Why are Nigerians still reading Mass Communication and Sociology?
By LUCKY NWANKWERE, Abuja
Monday, August 8, 2005, Daily Sun

Obasanjo
Photo: Sun News Publishing
Abuja Report Index
President Olusegun Obasanjo is eager to lead Nigeria into the league of industrialised countries in the shortest possible time. To achieve this feat, Nigerian universities, if he has his way, will stop offering such courses as mass communication and sociology and their likes.

He believes we must re-organise our curriculum so as to evolve the right kind of education. Our universities, he contends, must as of necessity re-focus by moving away from arts-based courses to science-based ones to reposition the country for the task ahead.

For avoidance of doubt, one of such courses that needs to be de-emphasised in the interest of the country's development, he said is mass communication. So also is sociology.
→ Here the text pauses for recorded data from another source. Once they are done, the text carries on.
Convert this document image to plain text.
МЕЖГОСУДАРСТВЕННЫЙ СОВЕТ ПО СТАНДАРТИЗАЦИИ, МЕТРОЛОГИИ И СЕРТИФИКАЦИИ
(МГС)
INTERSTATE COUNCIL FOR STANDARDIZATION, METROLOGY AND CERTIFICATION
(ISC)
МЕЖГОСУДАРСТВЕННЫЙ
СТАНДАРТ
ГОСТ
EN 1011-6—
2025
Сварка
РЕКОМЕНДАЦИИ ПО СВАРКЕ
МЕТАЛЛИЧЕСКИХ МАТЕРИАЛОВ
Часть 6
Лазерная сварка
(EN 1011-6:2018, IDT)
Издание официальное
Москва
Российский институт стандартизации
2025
Indeed, as far as the president is concerned graduates of mass communication and other humanities and arts are not relevant to our development.

At a function in the Presidential Villa last week in which a group of Nigerians in the diaspora led by Prof. Barth Nnaji paid him a courtesy visit, the president said it equated to 'mis-education' for anyone to offer mass communication as a course of study in the university.

The Nigerians in the Diaspora Organisation was in the Villa to unfold to the president the recommendations of its three-day Abuja meeting. The members had informed the president of their resolution that the country should industrialise within the next 10 years.

"Some people came to me and they said they have two masters degrees and yet can not get a job. Then I asked what did you read and they replied mass communication, the other one is sociology. Then I told them, you are uneducated. You now have to go and be re-educated to create value for your skill," he told his guests.

President Obasanjo, however added: "I'm not against anybody who goes to the university today to study sociology and mass communication, the utilitarian value will not be as much as that of somebody who goes to the university to study computer science, it is just what the time demands."